Logo - springer
Slogan - springer

Computer Science - Database Management & Information Retrieval | Aims and Scope: Information Retrieval Journal

Aims and Scope: Information Retrieval Journal

The journal provides an international forum for the publication of theory, algorithms, analysis and experiments across the broad area of information retrieval. Topics of interest include search, indexing, analysis, and evaluation for applications such as the web, social and streaming media, recommender systems, and text archives. This includes research in areas such as human factors, artificial intelligence, and domain-specific challenges in information retrieval.

The ideal article may be theoretical, experimental, analytical or applied. A theoretical article will report a significant conceptual advance in the design of algorithms or other processes for some information retrieval task. It will establish the validity or potential validity of the proposed ideas in terms of their relation to already accepted ideas and/or in terms of some modest prototype experiment or simulation. An experimental article will report on a test of one or more theoretical ideas in a laboratory or natural setting. Experimental articles will be reviewed for both scientific and statistical merit and will be expected to discuss the limitations and generality of the reported results. Analytical articles will report on the results of analysis of data collected in settings such as user studies, surveys and log analysis. These articles will be reviewed based on statistical rigor, the novelty and generalizability of the findings, and the reproducibility of the methods. An application article will report the successful application of some already established technique to a significant real-world problem involving information retrieval.

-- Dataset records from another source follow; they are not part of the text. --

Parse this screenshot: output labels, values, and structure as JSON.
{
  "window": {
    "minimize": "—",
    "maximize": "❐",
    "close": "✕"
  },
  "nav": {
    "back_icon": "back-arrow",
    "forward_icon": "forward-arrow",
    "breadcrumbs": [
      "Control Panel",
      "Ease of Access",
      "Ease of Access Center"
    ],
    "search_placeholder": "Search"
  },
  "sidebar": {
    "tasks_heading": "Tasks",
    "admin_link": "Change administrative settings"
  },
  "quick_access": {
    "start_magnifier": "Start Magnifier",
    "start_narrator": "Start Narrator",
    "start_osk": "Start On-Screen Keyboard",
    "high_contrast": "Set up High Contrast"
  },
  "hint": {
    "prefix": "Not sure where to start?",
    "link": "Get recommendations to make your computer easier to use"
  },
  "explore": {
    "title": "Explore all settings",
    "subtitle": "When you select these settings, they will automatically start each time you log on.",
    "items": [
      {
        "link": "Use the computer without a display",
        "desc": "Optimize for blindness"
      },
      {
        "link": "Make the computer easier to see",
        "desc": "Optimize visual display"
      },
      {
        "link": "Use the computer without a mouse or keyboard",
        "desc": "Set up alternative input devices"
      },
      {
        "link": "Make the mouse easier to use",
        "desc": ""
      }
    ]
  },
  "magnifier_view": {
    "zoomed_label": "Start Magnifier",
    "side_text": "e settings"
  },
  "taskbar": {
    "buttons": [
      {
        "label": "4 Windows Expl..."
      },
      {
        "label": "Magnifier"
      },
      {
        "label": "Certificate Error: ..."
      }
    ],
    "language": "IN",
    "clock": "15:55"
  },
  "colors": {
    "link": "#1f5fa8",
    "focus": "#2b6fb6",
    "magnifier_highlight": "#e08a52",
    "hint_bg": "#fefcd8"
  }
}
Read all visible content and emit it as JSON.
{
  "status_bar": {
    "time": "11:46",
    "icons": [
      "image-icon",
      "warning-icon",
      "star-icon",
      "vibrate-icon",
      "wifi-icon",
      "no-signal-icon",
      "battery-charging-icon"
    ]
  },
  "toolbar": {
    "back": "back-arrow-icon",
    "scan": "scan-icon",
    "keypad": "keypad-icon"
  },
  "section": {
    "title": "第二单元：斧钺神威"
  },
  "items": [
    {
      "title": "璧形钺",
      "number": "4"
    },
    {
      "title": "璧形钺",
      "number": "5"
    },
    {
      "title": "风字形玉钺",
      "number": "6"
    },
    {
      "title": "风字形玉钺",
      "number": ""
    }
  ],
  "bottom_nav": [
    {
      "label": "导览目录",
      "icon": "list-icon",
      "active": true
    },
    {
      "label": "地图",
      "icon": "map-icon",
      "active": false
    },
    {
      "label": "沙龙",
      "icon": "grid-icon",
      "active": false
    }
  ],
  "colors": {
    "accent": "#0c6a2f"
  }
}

The Information Retrieval Journal overlaps with a variety of technical and behavioral fields. Articles on such technical issues as compression and optimization, and on issues of human behavior and cognition are appropriate insofar as they bear specifically on the issues of methods, tasks or media as outlined above. Variations from these prototypes, such as critical reviews of existing work and significant tutorials will be considered if they make a clear contribution to the field. Preference will be given to articles which unify concepts across several traditional disciplinary boundaries, with specific application to problems of information retrieval.